Schumacher au sommet de l’Eau Rouge en 92
« Je ne peux pas décrire ce qui se passe, c’est complètement fou… Mais je dois dire que durant tout le week-end, j’avais de bonnes sensations et je ne sais pas pourquoi, quand j’étais dans le motor-home ce matin, je me disais que j’avais les moyens de gagner cette course. Quand je me suis retrouvé en troisième ou quatrième position, je me suis dit que mon rêve ne se réaliserait pas. Soudainement, la situation a changé. »
Le 30 août 1992, sur fond de décor spadois, le drapeau à damier s’agite au-dessus d’une Benetton jaune et verte, casquée de bleu et blanc. Le pilote se glisse hors du baquet et il est inutile de relever sa visière pour deviner le sourire béat qui orne son visage. À 23 ans, Michael Schumacher remporte son premier Grand Prix de Formule Un.

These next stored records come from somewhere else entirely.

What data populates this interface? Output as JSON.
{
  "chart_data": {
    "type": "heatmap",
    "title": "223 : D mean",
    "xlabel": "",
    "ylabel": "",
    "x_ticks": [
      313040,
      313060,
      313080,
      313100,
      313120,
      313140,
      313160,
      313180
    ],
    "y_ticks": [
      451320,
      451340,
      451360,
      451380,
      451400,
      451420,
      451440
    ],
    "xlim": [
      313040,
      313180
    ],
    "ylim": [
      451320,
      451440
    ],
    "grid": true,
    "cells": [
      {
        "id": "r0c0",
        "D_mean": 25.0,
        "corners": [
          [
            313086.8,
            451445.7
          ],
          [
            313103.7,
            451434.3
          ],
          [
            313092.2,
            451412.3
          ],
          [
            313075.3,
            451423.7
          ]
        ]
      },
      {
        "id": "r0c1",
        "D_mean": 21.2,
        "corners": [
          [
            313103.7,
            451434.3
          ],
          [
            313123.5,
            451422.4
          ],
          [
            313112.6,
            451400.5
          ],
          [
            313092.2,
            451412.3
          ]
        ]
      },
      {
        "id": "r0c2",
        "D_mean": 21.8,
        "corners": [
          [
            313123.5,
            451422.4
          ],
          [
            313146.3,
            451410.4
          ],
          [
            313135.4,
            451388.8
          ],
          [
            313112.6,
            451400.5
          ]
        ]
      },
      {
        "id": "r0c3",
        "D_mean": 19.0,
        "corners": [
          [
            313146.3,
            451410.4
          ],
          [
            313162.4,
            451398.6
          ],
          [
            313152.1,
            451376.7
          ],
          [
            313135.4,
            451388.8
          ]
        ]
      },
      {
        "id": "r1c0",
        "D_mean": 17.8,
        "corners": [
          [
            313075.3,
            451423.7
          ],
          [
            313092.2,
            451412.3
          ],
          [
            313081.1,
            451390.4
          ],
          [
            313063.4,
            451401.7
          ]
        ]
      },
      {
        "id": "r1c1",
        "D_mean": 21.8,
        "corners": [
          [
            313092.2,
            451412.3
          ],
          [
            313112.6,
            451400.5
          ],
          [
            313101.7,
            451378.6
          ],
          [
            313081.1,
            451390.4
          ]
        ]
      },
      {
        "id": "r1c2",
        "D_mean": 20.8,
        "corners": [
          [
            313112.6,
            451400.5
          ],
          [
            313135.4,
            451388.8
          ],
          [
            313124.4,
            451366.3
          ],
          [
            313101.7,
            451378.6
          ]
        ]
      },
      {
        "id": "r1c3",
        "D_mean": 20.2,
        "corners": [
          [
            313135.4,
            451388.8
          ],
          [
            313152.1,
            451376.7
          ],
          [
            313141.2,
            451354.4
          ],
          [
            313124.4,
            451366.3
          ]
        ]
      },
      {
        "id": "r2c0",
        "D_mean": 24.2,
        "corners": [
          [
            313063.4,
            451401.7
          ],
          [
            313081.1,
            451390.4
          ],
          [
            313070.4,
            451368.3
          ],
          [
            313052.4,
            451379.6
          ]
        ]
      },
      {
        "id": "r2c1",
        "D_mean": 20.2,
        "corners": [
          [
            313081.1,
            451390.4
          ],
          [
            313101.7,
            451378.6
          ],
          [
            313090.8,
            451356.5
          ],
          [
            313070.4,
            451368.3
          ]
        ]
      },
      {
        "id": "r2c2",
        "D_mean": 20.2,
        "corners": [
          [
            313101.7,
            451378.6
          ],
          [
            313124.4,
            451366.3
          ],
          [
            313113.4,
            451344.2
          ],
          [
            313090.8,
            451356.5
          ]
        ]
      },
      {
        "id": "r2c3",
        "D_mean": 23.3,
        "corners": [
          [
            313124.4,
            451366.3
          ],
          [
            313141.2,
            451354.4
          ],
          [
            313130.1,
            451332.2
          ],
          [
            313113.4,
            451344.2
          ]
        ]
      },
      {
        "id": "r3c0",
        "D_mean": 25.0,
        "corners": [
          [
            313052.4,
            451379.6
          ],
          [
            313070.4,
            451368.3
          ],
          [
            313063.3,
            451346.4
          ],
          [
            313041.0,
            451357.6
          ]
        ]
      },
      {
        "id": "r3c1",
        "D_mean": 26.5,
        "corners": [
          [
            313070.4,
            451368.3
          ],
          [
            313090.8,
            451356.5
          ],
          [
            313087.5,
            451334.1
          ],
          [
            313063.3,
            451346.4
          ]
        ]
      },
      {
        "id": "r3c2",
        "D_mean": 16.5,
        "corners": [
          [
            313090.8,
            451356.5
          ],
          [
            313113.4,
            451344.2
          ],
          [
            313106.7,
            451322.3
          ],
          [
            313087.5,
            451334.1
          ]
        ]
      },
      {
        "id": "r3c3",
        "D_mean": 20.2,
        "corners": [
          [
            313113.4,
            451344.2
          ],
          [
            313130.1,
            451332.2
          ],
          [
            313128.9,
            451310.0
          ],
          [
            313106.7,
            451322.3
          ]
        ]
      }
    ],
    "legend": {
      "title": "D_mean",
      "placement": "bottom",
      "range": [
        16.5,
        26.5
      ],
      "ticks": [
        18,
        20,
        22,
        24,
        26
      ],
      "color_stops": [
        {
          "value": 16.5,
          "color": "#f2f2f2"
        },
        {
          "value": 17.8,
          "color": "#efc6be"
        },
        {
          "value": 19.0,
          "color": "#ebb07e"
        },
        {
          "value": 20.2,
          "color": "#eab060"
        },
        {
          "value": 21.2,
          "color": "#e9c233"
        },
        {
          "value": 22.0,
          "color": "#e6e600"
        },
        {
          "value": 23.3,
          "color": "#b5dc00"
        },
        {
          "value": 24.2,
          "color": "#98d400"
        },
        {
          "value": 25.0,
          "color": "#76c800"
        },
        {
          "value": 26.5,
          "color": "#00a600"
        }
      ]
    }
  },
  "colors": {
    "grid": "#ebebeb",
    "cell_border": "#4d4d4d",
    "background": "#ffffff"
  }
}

À ce moment-là, installé à la troisième place du championnat, Schumi a tout : le talent, la science de la course, l’assurance, une écurie Benetton montante et des supporters qui commencent à accrocher à ce petit nouveau qui en fait des ravages. Tout, ou presque. Il lui manque une chose, celle qu’on appelle la drogue du pilote, la victoire. Il la désire férocement. Déjà lors des qualifications, il montre cette soif sans se cacher. Il décroche une troisième place sur la grille, lui-même est presque surpris. Sur son chemin, en pole, l’intouchable Nigel Mansell, déjà sacré champion, devance avec sa Williams-Renault la McLaren-Honda de Senna. Derrière ces deux grands noms, Schumacher se sent un peu comme David face à Goliath. Lors de l’extinction des feux, il loupe d’ailleurs son départ et perd quelques places.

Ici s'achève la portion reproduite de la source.